« La logique qui prévaut », c’est « se mettre sur la figure », déplore Berger (CFDT)

PARIS, 5 décembre 2019 (AFP) – Le secrétaire général de la CFDT Laurent Berger a regretté jeudi, jour de mobilisation massive contre la réforme des retraites voulue par Emmanuel Macron, que « la logique qui prévaut » dans le camp syndical comme gouvernemental soit « de se mettre sur la figure ».

« Je suis préoccupé parce que la logique qui prévaut c’est quand même de se mettre un peu sur la figure avant de commencer à discuter », a déclaré le responsable du premier syndicat français à l’antenne de France Culture.

« On est en train de se foutre sur la gueule pour un truc dont on ne connaît pas le contenu », a-t-il insisté.

« Certains (considèrent) que le système actuel serait parfait.
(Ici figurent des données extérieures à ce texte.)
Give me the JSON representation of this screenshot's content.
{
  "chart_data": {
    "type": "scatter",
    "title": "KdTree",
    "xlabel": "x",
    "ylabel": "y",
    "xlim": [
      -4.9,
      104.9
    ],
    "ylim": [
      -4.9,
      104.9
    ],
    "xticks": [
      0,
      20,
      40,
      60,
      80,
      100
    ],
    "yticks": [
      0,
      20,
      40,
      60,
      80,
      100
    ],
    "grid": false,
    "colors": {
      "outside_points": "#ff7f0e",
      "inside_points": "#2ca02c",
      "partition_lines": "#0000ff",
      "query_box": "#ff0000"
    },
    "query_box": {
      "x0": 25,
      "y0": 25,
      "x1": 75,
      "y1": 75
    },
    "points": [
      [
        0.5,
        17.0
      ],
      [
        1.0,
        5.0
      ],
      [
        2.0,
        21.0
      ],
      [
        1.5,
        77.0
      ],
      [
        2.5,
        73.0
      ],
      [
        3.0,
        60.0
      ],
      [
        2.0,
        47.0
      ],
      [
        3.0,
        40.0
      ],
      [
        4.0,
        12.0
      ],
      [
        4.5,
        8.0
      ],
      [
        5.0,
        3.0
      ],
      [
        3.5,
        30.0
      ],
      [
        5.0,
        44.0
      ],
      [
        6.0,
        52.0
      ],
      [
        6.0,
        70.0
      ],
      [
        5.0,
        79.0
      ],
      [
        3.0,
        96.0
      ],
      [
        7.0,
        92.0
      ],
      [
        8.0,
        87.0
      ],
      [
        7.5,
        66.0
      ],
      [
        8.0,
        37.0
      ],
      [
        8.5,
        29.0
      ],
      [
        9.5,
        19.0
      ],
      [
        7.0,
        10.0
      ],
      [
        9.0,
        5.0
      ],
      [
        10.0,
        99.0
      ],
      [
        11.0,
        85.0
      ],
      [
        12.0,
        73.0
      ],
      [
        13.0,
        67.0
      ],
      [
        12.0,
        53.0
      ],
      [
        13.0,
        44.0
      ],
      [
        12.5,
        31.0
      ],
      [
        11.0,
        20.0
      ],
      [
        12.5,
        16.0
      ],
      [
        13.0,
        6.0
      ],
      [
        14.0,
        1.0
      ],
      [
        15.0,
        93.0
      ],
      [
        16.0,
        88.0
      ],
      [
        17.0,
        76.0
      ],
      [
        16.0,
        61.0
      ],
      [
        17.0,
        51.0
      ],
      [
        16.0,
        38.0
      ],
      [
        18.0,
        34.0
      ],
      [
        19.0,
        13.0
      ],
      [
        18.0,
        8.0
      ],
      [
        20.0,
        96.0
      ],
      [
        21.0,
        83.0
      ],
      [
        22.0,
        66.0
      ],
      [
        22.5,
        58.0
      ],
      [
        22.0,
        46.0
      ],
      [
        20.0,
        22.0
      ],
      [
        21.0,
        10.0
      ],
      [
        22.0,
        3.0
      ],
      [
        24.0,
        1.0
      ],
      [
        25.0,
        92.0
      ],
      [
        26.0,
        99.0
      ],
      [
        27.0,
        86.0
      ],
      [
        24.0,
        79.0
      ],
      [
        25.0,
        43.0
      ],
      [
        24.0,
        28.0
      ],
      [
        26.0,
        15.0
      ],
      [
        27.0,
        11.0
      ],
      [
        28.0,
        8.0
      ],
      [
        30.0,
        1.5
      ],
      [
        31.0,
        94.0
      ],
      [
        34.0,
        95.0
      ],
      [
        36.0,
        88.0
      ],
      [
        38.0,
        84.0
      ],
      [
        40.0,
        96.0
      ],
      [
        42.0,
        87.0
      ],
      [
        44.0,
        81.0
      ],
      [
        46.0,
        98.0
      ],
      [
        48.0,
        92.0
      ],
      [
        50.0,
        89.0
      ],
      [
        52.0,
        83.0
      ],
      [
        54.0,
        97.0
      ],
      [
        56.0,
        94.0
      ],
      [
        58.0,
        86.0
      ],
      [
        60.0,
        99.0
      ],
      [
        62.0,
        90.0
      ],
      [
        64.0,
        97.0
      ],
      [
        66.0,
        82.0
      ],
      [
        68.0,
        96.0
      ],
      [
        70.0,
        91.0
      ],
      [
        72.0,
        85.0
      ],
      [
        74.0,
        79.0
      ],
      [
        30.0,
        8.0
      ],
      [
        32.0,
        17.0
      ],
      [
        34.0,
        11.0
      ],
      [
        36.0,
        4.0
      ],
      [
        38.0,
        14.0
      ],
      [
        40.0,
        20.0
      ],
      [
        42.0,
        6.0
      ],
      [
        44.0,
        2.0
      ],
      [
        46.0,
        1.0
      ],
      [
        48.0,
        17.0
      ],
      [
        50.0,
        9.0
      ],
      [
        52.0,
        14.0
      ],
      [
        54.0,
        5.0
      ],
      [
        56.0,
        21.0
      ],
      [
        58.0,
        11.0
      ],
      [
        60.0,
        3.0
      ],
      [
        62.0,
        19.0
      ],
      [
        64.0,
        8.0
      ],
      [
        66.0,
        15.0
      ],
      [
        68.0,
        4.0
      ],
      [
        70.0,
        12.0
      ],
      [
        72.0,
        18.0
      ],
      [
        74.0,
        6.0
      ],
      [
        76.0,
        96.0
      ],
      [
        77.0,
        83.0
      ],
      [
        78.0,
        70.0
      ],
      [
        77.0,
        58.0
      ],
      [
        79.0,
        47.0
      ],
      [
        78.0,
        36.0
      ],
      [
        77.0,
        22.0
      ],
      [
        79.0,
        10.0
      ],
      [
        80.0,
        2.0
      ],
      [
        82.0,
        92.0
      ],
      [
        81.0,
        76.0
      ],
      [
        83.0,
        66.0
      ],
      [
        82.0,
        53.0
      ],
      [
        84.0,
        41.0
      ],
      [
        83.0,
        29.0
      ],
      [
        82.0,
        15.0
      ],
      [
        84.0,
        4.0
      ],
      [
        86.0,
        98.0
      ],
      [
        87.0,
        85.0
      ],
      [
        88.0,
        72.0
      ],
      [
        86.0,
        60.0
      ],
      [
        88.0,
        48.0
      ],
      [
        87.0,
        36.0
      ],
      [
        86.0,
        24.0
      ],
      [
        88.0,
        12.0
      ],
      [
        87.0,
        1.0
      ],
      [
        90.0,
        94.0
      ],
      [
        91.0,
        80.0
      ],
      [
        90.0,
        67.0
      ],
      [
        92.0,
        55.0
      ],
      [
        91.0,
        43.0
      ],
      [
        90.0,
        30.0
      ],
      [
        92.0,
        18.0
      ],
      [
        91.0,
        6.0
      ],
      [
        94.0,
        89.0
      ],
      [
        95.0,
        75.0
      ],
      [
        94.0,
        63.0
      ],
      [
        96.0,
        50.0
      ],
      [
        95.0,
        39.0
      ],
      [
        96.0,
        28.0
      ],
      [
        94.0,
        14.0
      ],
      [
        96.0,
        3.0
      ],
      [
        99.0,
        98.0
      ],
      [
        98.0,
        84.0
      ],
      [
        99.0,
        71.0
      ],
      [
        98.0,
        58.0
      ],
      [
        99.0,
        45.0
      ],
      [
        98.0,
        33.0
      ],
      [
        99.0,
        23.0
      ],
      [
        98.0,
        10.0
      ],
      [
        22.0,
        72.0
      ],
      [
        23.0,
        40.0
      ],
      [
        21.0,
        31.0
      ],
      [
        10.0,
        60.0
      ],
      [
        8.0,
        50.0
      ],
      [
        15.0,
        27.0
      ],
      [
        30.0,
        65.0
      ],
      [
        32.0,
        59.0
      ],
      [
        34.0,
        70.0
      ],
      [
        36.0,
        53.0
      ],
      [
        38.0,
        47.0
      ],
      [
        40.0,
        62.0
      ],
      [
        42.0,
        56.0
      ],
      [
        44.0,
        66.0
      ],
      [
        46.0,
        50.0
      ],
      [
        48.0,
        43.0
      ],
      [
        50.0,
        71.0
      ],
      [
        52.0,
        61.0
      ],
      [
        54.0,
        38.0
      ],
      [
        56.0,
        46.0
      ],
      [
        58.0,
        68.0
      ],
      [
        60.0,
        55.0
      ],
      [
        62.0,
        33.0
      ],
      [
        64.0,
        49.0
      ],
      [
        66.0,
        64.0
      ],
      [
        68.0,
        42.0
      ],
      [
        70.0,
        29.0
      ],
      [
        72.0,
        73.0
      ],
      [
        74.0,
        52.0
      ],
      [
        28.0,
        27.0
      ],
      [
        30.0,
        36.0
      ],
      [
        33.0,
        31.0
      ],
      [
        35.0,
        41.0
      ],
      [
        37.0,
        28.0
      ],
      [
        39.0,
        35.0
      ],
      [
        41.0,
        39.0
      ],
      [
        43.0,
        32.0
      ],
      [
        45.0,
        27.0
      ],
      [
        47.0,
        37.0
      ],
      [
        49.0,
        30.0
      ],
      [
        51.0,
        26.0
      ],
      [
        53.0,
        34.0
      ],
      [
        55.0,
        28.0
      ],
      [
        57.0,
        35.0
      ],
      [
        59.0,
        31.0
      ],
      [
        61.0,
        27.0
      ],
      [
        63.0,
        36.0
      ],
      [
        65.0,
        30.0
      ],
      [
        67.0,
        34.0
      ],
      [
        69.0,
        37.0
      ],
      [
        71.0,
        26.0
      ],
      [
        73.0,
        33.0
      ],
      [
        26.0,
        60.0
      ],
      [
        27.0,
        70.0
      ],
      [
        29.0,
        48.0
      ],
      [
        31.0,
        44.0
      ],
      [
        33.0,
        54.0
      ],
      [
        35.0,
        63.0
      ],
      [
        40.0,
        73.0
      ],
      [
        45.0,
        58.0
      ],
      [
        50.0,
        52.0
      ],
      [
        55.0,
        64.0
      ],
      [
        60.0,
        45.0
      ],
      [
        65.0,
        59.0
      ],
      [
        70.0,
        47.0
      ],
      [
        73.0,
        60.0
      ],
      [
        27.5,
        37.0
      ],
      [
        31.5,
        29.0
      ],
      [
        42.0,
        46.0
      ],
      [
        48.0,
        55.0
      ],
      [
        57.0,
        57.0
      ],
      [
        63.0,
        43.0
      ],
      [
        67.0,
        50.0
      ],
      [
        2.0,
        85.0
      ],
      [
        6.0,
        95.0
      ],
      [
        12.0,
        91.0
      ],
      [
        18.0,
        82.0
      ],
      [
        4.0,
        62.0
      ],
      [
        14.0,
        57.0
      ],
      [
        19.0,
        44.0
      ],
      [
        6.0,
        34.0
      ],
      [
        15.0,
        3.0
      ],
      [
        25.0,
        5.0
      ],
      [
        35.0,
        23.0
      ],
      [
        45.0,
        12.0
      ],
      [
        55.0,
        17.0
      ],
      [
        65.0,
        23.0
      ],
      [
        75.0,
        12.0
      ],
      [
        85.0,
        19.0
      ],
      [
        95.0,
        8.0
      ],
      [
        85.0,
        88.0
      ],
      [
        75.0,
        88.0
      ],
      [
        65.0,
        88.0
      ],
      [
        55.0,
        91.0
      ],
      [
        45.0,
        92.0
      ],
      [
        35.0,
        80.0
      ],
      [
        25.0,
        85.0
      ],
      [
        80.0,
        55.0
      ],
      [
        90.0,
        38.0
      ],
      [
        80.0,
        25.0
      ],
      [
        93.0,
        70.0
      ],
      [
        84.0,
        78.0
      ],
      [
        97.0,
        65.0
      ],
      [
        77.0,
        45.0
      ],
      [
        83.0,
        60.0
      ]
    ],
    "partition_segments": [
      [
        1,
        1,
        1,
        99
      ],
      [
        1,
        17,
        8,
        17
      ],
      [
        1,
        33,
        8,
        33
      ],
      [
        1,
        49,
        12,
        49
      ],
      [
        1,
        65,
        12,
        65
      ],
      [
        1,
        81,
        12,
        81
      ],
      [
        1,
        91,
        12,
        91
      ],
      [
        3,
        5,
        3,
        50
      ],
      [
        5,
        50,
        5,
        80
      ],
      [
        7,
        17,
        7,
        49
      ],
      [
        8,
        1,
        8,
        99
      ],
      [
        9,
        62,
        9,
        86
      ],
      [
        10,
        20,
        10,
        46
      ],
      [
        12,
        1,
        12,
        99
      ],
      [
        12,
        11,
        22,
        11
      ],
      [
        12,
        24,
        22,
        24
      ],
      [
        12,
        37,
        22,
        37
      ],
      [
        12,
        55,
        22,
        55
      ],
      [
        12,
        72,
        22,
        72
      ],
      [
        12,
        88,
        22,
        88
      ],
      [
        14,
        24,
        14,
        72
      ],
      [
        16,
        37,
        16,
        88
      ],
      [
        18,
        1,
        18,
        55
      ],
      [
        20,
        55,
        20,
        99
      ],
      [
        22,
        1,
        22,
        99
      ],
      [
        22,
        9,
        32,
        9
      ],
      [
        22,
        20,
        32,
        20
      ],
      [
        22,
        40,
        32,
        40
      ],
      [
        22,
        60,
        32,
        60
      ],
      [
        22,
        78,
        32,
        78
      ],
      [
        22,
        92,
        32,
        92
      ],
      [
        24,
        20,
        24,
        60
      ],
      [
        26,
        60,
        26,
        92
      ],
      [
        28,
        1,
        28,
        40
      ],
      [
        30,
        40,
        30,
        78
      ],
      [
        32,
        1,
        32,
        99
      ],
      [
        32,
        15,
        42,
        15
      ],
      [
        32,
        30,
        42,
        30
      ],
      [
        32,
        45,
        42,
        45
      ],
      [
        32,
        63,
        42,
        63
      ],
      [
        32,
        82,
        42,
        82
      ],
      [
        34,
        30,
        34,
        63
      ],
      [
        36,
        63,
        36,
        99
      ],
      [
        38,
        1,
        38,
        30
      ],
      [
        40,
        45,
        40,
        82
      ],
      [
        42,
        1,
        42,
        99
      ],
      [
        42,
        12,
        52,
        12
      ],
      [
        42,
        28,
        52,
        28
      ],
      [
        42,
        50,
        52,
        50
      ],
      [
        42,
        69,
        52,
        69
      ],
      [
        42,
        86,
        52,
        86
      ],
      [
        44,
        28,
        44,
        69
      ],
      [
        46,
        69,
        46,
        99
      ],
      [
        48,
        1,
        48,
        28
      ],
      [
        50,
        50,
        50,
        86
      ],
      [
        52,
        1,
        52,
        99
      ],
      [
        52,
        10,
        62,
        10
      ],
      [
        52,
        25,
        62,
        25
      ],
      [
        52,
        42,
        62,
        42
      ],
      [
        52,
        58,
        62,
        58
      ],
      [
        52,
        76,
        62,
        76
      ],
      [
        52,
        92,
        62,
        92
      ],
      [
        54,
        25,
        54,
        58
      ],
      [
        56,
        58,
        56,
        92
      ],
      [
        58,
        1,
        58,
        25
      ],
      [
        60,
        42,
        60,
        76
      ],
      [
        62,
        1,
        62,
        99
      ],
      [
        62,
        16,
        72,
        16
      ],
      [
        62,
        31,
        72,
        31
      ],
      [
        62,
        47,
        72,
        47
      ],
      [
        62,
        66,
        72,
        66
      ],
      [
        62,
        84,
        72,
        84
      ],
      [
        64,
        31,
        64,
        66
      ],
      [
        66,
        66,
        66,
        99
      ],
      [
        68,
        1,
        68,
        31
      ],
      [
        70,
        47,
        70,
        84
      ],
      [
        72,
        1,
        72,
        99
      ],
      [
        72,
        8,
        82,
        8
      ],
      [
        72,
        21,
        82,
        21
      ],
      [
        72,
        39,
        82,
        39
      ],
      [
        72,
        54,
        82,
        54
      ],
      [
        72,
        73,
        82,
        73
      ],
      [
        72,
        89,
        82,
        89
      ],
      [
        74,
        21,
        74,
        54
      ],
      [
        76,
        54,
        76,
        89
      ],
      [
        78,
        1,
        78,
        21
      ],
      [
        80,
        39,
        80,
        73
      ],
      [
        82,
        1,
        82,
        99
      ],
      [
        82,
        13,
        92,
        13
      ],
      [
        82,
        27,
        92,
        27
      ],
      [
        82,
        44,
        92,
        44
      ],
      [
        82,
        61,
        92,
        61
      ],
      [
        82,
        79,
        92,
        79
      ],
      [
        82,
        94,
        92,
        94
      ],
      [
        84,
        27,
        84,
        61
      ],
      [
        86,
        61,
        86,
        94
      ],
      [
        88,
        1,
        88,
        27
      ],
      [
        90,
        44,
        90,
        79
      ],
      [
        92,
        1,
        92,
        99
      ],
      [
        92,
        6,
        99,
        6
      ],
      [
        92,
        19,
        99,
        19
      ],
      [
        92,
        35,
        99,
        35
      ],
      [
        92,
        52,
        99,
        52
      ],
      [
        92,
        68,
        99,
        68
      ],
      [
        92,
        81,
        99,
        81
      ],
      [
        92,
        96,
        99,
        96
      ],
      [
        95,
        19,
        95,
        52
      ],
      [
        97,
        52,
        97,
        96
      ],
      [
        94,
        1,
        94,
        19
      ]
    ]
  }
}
Je ne suis pas de ceux-là, je suis désolé, il n’est pas parfait, loin s’en faut, il est miné d’inégalités et ça met en cause la solidarité qui est absolument indispensable dans un système par répartition », a-t-il ajouté.

« Et de l’autre côté, on a un gouvernement qui veut montrer les bras, les muscles, pour dire +s’il y a un peu d’affrontement, ça voudra dire que j’ai fait cette réforme+, c’est ridicule et c’est dangereux », a-t-il développé, déplorant un « jeu de rôles à partir du brouillard provoqué par le gouvernement ».

« C’est dramatique parce qu’on n’est pas en 1995: le ressentiment des citoyens sur tout un tas de sujets, il est très puissant », a-t-il relevé.

Interrogé sur son soutien au principe d’un système de retraites universel par points, M. Berger a résumé la position de sa confédération: « On veut ce régime à une seule condition, c’est qu’on y instille des éléments de justice », parmi lesquels « la prise en compte de la pénibilité ».

Les inégalités, « on peut les résoudre en créant un régime universel, en mettant des mécanismes de compensation pour ceux qui sont les plus pénalisés aujourd’hui ».

Il a déploré que « depuis cinq, six mois, le gouvernement (ait) perdu tout le monde et (ait) instauré l’idée que cette réforme, c’était aussi pour faire des économies ».

« Pour faire passer une réforme, il faut quand même que le gouvernement trouve des alliés », a souligné sur LCI l’ancien Premier ministre Jean-Pierre Raffarin qui avait instauré une réforme des retraites en 2003 grâce au soutien de la CFDT.

« Peut-être qu’avec la CFDT, il y a des négociations qui sont encore possibles », a-t-il ajouté, estimant que « si chacun est prêt à faire un pas, je pense qu’un accord est possible ».

Il a invité, pour ce faire, le gouvernement à « ne pas prendre tout le sujet », à « étaler dans le temps » la mise en oeuvre et à « séparer ce qui est régime spécial et ce qui est régime autonome », ces derniers, comme celui des avocats, « équilibrant leur dispositif sans intervention de l’État ».